Technical Abstract: There is a need to explore renewable alternatives (e.g., biofuels) that can produce energy sources to help reduce the reliance on fossil oils. In addition, the consumption of fossil oils adversely affects the environment and human health via the generation of waste water, greenhouse gases, and waste solids. Camelina sativa, originated from southeastern Europe and southwestern Asia, is being re-embraced as an industrial oilseed crop due to its high seed oil content (36–47%) and high unsaturated fatty acid composition (>90%), which are suitable for jet fuel, biodiesel, high-value lubricants and animal feed.

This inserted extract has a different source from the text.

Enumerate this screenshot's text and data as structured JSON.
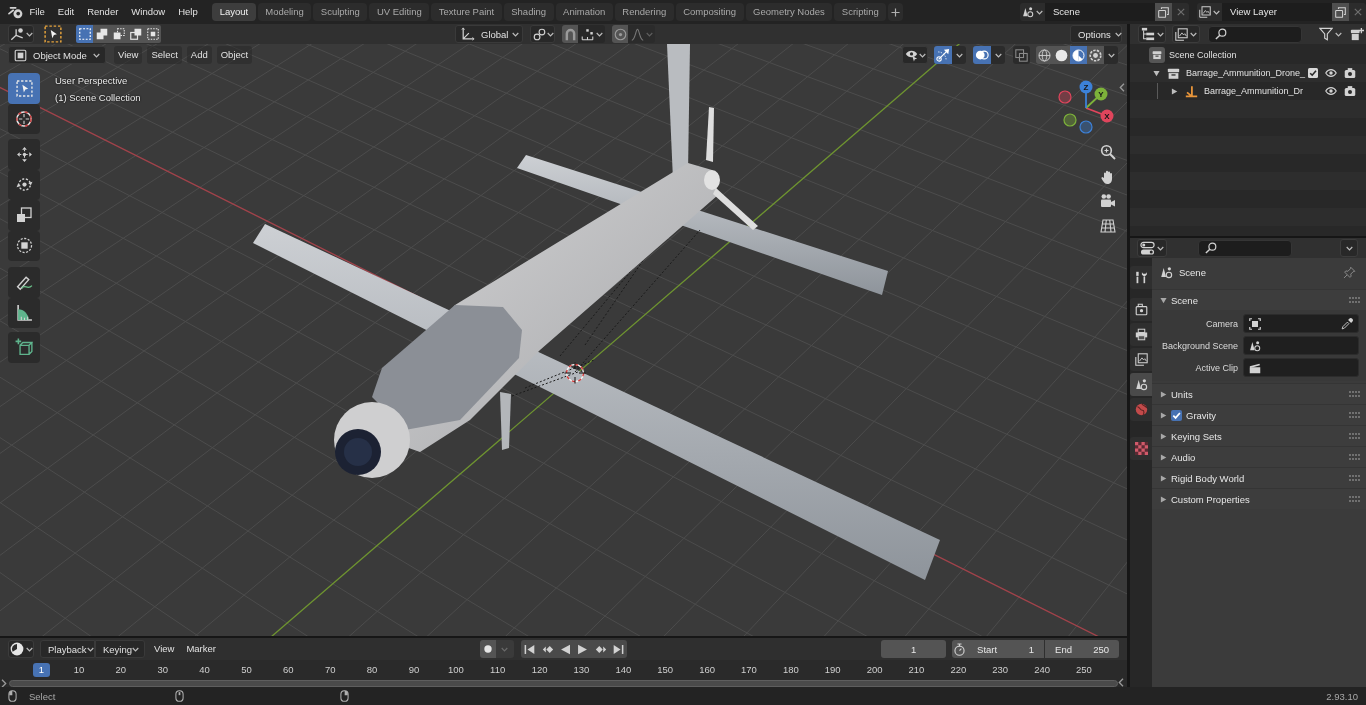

C. sativa’s agronomic advantages include short time to maturation, low water and nutrient requirements, adaptability to adverse environmental conditions and resistance to common pests and pathogens. These characteristics make it an ideal crop for sustainable agricultural systems and regions of marginal land. However, the lack of genetic and genomic resources has slowed the enhancement of this emerging oilseed crop and exploration of its full agronomic and breeding potential. Here, a core of 213 spring C. sativa accessions was collected and genotyped. The genotypic data was used to characterize genetic diversity and population structure to infer how natural selection and plant breeding may have affected the formation and differentiation within the C. sativa natural populations, and how the genetic diversity of this species can be used in future breeding efforts. A total of 6,192 high-quality single nucleotide polymorphisms (SNPs) were identified using genotypingby-sequencing (GBS) technology. The average polymorphism information content (PIC) value of 0.29 indicate moderate genetic diversity for the C. sativa spring panel evaluated in this report. Population structure and principal coordinates analyses (PCoA) based on SNPs revealed two distinct subpopulations. Sub-population 1 (POP1) contains accessions that mainly originated from Germany while the majority of POP2 accessions (>75%) were collected from Eastern Europe. Analysis of molecular variance (AMOVA) identified 4% variance among and 96% variance within subpopulations, indicating a high gene exchange (or low genetic differentiation) between the two subpopulations. These findings provide important information for future allele/gene identification using genome wide association studies (GWAS) and marker-assisted selection (MAS) to enhance genetic gain in C. sativa breeding programs.